5. Belki de dünyada, iki kişi arasındaki minik bir tartışmadan, en büyük savaşlara kadar, temel neden insan egosunun bu yanlış yapılanmasıdır.. ama bugünkü tıp ya da bilim bu konuyu henüz değiştirme olanaklarına sahip değil.. sadece, “daha iyi nasıl iletişim kurabiliriz” i anlatan kitap ve öğretiler bizi daha yumuşak ve hoşgörülü olmaya davet ediyor..
6. Egomuzun bu yapısı ise, artık tüm otoriteler tarafından kabul edilen bir bilgiye göre, 3-12 yaş arasında, bize, aile ve çevremiz tarafından yüklenen bilgilerle oluşuyor.. yani yetişkinlik yaşamımızda, karşılaştığımız bir olguyla ilgili bir karar üretirken, bilinçaltımıza kodlanmış bu bilgilere göre hareket ediyoruz..
7. Bu bilgilerin kodlanması ne kadar sert olmuşsa, kişi o kadar katı bir kişiliğe ve inanç sistemine sahip olacaktır.. yani yaşamında yalnızca siyah ve beyaz olacaktır.. başka deyişle kendi inandığı doğrular ve bu doğrulara inanmayan diğer zavallı insanlar vardır.. ailenin verdiği değerler sistemi daha yumuşak ve başka doğruların da olabileceği üzerine kurulu bir öğreti ise insan daha sakin, daha uzlaşabilir bir yapıya sahip olacaktır..
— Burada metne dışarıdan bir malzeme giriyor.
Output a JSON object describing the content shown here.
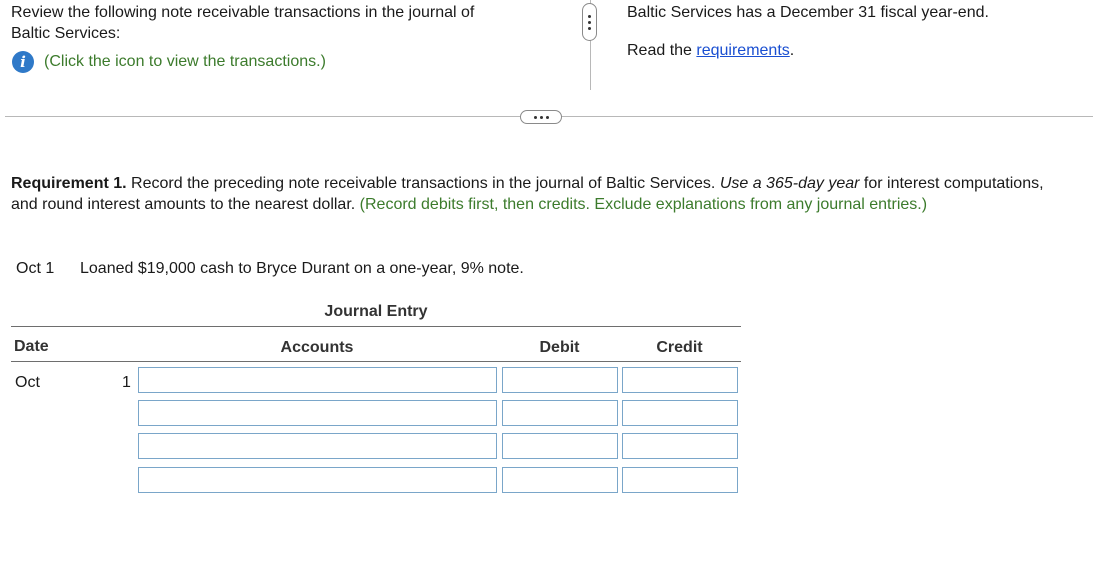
{
  "top_left": {
    "intro_line1": "Review the following note receivable transactions in the journal of",
    "intro_line2": "Baltic Services:",
    "info_icon": "info-icon",
    "info_icon_glyph": "i",
    "click_hint": "(Click the icon to view the transactions.)"
  },
  "top_right": {
    "fiscal_text": "Baltic Services has a December 31 fiscal year-end.",
    "read_prefix": "Read the ",
    "requirements_link": "requirements",
    "read_suffix": "."
  },
  "requirement": {
    "label": "Requirement 1.",
    "text1": " Record the preceding note receivable transactions in the journal of Baltic Services. ",
    "italic": "Use a 365-day year",
    "text2": " for interest computations, and round interest amounts to the nearest dollar.",
    "hint": "(Record debits first, then credits. Exclude explanations from any journal entries.)"
  },
  "transaction": {
    "date": "Oct 1",
    "description": "Loaned $19,000 cash to Bryce Durant on a one-year, 9% note."
  },
  "journal": {
    "title": "Journal Entry",
    "columns": {
      "date": "Date",
      "accounts": "Accounts",
      "debit": "Debit",
      "credit": "Credit"
    },
    "date_month": "Oct",
    "date_day": "1",
    "rows": [
      {
        "account": "",
        "debit": "",
        "credit": ""
      },
      {
        "account": "",
        "debit": "",
        "credit": ""
      },
      {
        "account": "",
        "debit": "",
        "credit": ""
      },
      {
        "account": "",
        "debit": "",
        "credit": ""
      }
    ]
  }
}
8. Öğretiler içinde dinler en sert ideolojiler olarak tanımlanırlar.. her din kendini “hoşgörü sahibi” olarak tanımlarsa da burada bir mantık hatası vardır, çünkü dinin yapısı hoşgörülü olmaya müsait değildir.. diğer insanları kendi dinine “bir demet çiçek uzatarak” davet eden din yoktur..
9. Bir başka sert ideoloji de siyasi görüşlerdir.. her tür siyasal sistem, kendisini, din konusunda olduğu gibi en mükemmel olarak görür ve karşı görüşe sahip olana yaşam hakkı tanımaz..
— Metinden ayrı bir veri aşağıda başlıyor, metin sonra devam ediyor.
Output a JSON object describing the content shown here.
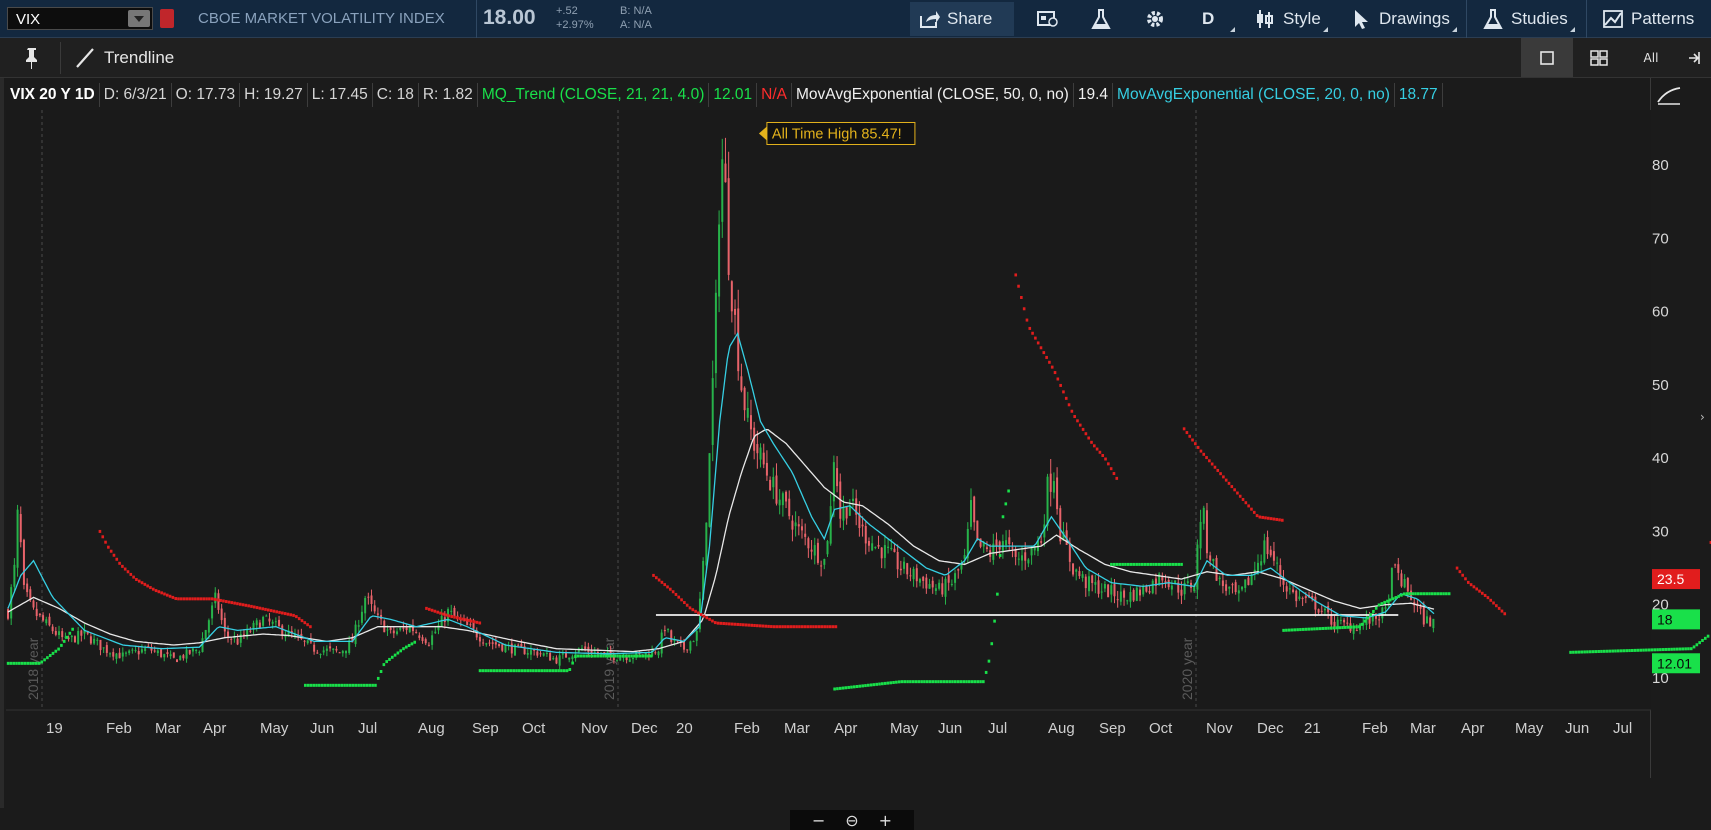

10. Herkes kendisini en çok saldırıya uğrayan kimliği ile tanımlamak ister.. bazı insanlar, dinlerine dokunulmasın isterler.. özellikle bizim ülkemizde, en masum bir tartışmada, hemen “arkadaşlar din konusu hassas bir konudur..lütfen…” denir.. Bazı insanlar için ise siyasi görüşler daha ön plandadır.. o alana kimse dil uzatmasın isterler..
11. Benim gibi bazı insanlar için ise bu iki kavramdan daha önemli ve kutsal başka alanlar da olabilir.. vatan sevgisi gibi, insan hakları gibi, hukuk gibi, insana verilmesi gereken değer gibi.. benim hassas alanım da burası.. ama nedense din ve siyasal görüş bu konuda sanki en dokunulmaz alanmış gibi bir duruş sergiliyor bu iki görüşün sahipleri.. oysa biraz akıl yürütme, bu iki alan dışında da kutsallar olabileceğini gerekli kılıyor..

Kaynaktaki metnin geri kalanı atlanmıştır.